After opening the day marginally higher, the Indian share markets registered further gains and are presently trading on a positive note. Sectoral indices are trading on a positive note with stocks in the metal sector and capital goods sector witnessing maximum buying interest.
The BSE Sensex is trading up 145 points (up 0.5%) and the NSE Nifty is trading up 49 points (up 0.6%). The BSE Mid Cap index is trading up by 0.6%, while the BSE Small Cap index is trading up by around 0.8%. The rupee is trading at 67.95 to the US$.
As per an article in the Economic Times, the government has put on hold a controversial circular on the taxation of indirect transfers of Indian assets. This comes as the government is said to amend the income tax law to provide stability and clarity to foreign portfolio investors (FPIs).
The above decisions have been made to attract foreign funds in India and make it a preferred investment destination. Please note that FPIs became concerned about being landed with tax bills from transactions in previous years following a clarification issued by the Central Board of Direct Taxes (CBDT) in December.
Apart from FPIs, the upcoming budget is said to bring cheer to both individuals and corporate taxpayers. This comes as the government looks to lift sentiment in the wake of demonetisation.

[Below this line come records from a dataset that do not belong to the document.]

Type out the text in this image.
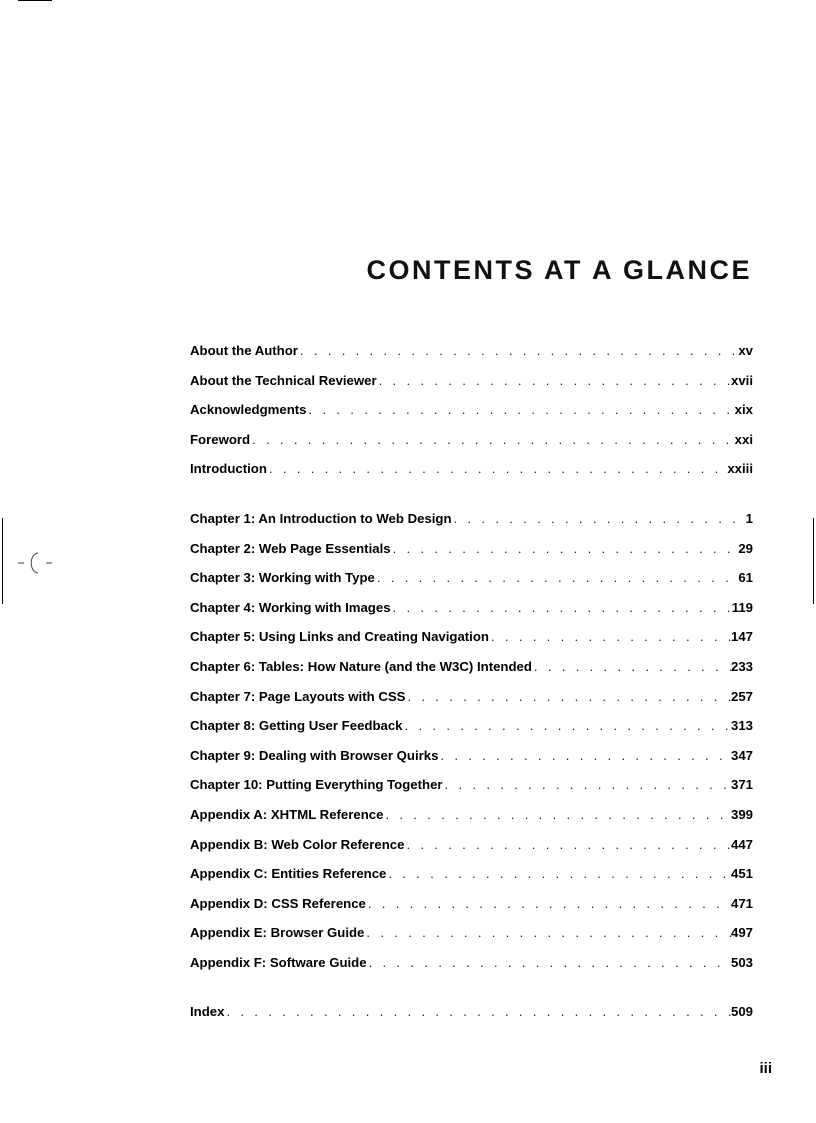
CONTENTS AT A GLANCE
About the Author . . .	xv
About the Technical Reviewer . . .	xvii
Acknowledgments . . .	xix
Foreword . . .	xxi
Introduction . . .	xxiii
Chapter 1: An Introduction to Web Design . . .	1
Chapter 2: Web Page Essentials . . .	29
Chapter 3: Working with Type . . .	61
Chapter 4: Working with Images . . .	119
Chapter 5: Using Links and Creating Navigation . . .	147
Chapter 6: Tables: How Nature (and the W3C) Intended . . .	233
Chapter 7: Page Layouts with CSS . . .	257
Chapter 8: Getting User Feedback . . .	313
Chapter 9: Dealing with Browser Quirks . . .	347
Chapter 10: Putting Everything Together . . .	371
Appendix A: XHTML Reference . . .	399
Appendix B: Web Color Reference . . .	447
Appendix C: Entities Reference . . .	451
Appendix D: CSS Reference . . .	471
Appendix E: Browser Guide . . .	497
Appendix F: Software Guide . . .	503
Index . . .	509
iii
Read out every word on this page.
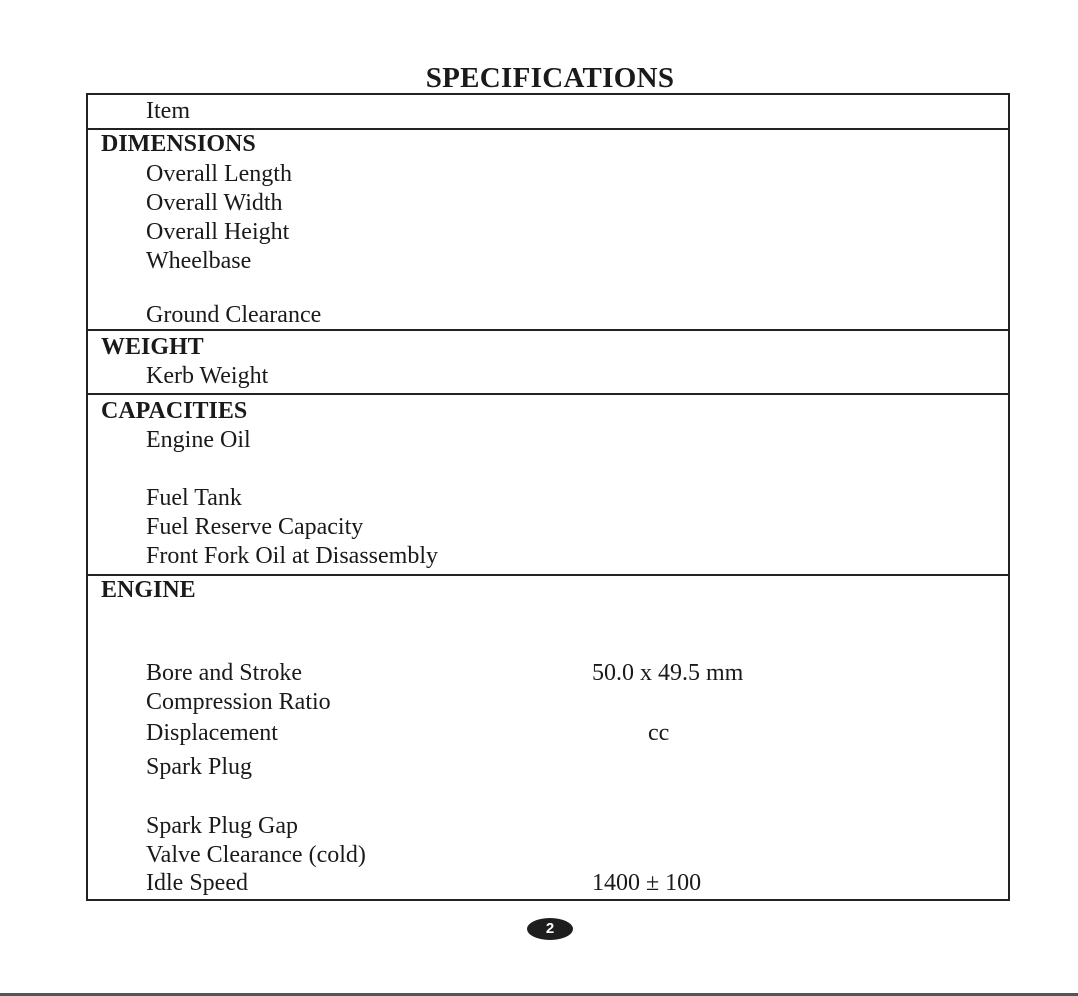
SPECIFICATIONS
Item
DIMENSIONS
Overall Length
Overall Width
Overall Height
Wheelbase
Ground Clearance
WEIGHT
Kerb Weight
CAPACITIES
Engine Oil
Fuel Tank
Fuel Reserve Capacity
Front Fork Oil at Disassembly
ENGINE
Bore and Stroke	50.0 x 49.5 mm
Compression Ratio
Displacement	cc
Spark Plug
Spark Plug Gap
Valve Clearance (cold)
Idle Speed	1400 ± 100
2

On the cards is a revamp of the income-tax framework for individuals and a reduction in the corporate tax rate to encourage companies to invest.
For individual tax-payers, there is a proposal to widen the Rs 2.5-5 lakh slab and tax it at a lower rate. If this happens, there will be a revival in demand which had been hit by demonetisation. An increase in take-home pay will spur overall consumption and, in turn, benefit the economy.
On the corporate tax side, the government aims to bring down the tax rate to 25% over four years beginning this year. A reduction in rates here will mean rise in private investments.
As of now, our corporate tax rate stands at almost 35%, which is the second highest in the world. This can be seen in the chart below:
That said, one must also note companies get a whole raft of exemptions. As per the government claims, these exemptions bring the effective tax rate of India Inc. down to just 23%.
This being the case, as we look towards the upcoming Union Budget for 2017-18, what we want is to see the government getting rid of the complicated layers of exemptions, and to have a simple and uniform tax rate which is lower than the current one.
This will not only make for better tax compliance by taxpayers, but also make it easier for the tax department to administer appropriate tax collections as well as reduce tax litigation.
On the news from the global markets, United Kingdom Prime Minister Theresa May yesterday said Britain will quit the EU single market when it leaves the European Union (EU).
In her speech delivered yesterday, May also promised to seek the greatest possible access to the European markets. However, she said Britain would aim to establish its own free trade deals with countries far beyond Europe, and impose limits on immigration from the continent.
We believe the eurozone is still a mess. And it's going to have major consequences for the global financial markets, including the Indian stock markets.